Dubai Orders KuCoin to Halt All Crypto Services, Citing Unlicensed Operations
KuCoin, the Seychelles-based exchange founded in China in 2017 and currently ranked among the top ten platforms globally by trading volume, has been ordered by Dubai’s crypto regulator to immediately stop all virtual asset activity in the emirate.
VARA, the Virtual Assets Regulatory Authority set up under Dubai Law No. (4) of 2022 to license and supervise digital asset firms operating in the UAE, named four entities in Thursday’s alert: Phoenixfin Pte Ltd, MEK Global Limited, Peken Global Limited, and KuCoin Exchange EU GmbH, all commercially advertising under the KuCoin brand and domain.
The regulator said none of them hold a license to provide virtual asset services in or from Dubai, and that their activities are in breach of both VARA regulations and wider UAE legislation. It also said KuCoin may have been “misrepresenting its licensing status” to users, a more serious allegation than simply operating without authorization.
The misrepresentation charge matters because it goes beyond passive non-compliance. It implies KuCoin was actively creating the impression of regulatory standing it did not have.

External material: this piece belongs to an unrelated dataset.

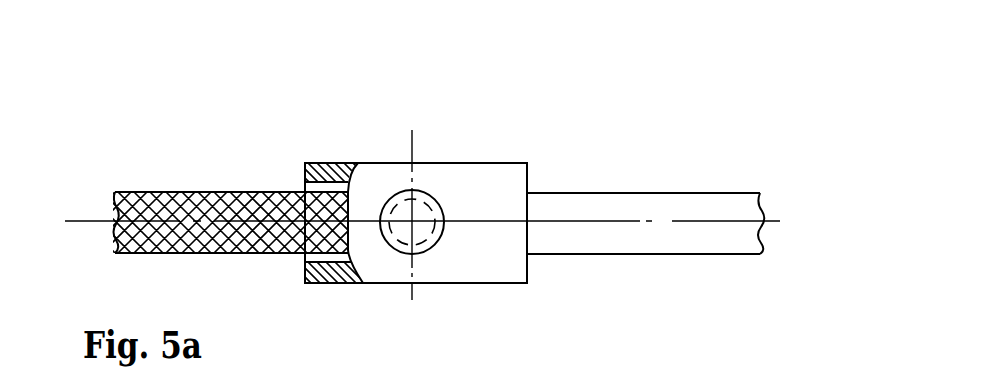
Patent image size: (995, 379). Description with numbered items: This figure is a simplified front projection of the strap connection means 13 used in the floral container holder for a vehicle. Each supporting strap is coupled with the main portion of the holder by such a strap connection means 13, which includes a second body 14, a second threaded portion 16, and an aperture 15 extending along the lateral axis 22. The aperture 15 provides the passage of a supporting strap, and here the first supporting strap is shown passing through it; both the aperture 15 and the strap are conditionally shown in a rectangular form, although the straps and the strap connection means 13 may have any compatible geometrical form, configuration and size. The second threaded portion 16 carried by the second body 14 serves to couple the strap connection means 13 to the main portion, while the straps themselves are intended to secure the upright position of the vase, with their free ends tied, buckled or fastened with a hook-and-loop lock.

VARA told users in Dubai to avoid the platform entirely, directed them to verify any crypto service provider against its public register of licensed firms before transacting, and warned that engaging with unlicensed entities carries “significant financial risks and potential legal consequences” under UAE law.
KuCoin responded that it “operates through different entities serving users in different jurisdictions” and said it respects “applicable laws and regulatory processes globally.” The statement did not address the misrepresentation allegation directly.
KuCoin: The European Problem Is Separate But Running in Parallel
The Dubai action lands on top of an already complicated regulatory picture in Europe. KuCoin secured a Markets in Crypto-Assets Regulation (MiCA) license in Austria in early 2026, which should have allowed it to passport services across the European Union.
Instead, Austria’s FMA moved against KuCoin EU in February, prohibiting the subsidiary from onboarding new customers after identifying failures in its anti-money laundering and counter-terrorism financing staffing.
The MiCA license was not revoked, but new business was effectively frozen. KuCoin said it voluntarily paused onboarding and certain trading activities while it refilled the compliance roles the FMA had flagged. Those positions have not yet been publicly confirmed as filled.
The two situations are legally distinct. Dubai’s action is about KuCoin never having obtained a license in the first place. Austria’s is about a license holder failing to maintain the compliance infrastructure required to keep it. But the combined effect on KuCoin’s expansion narrative is significant.
The exchange had been positioning its MiCA authorization as evidence of a broader global compliance push, a credential that would support market access in other jurisdictions.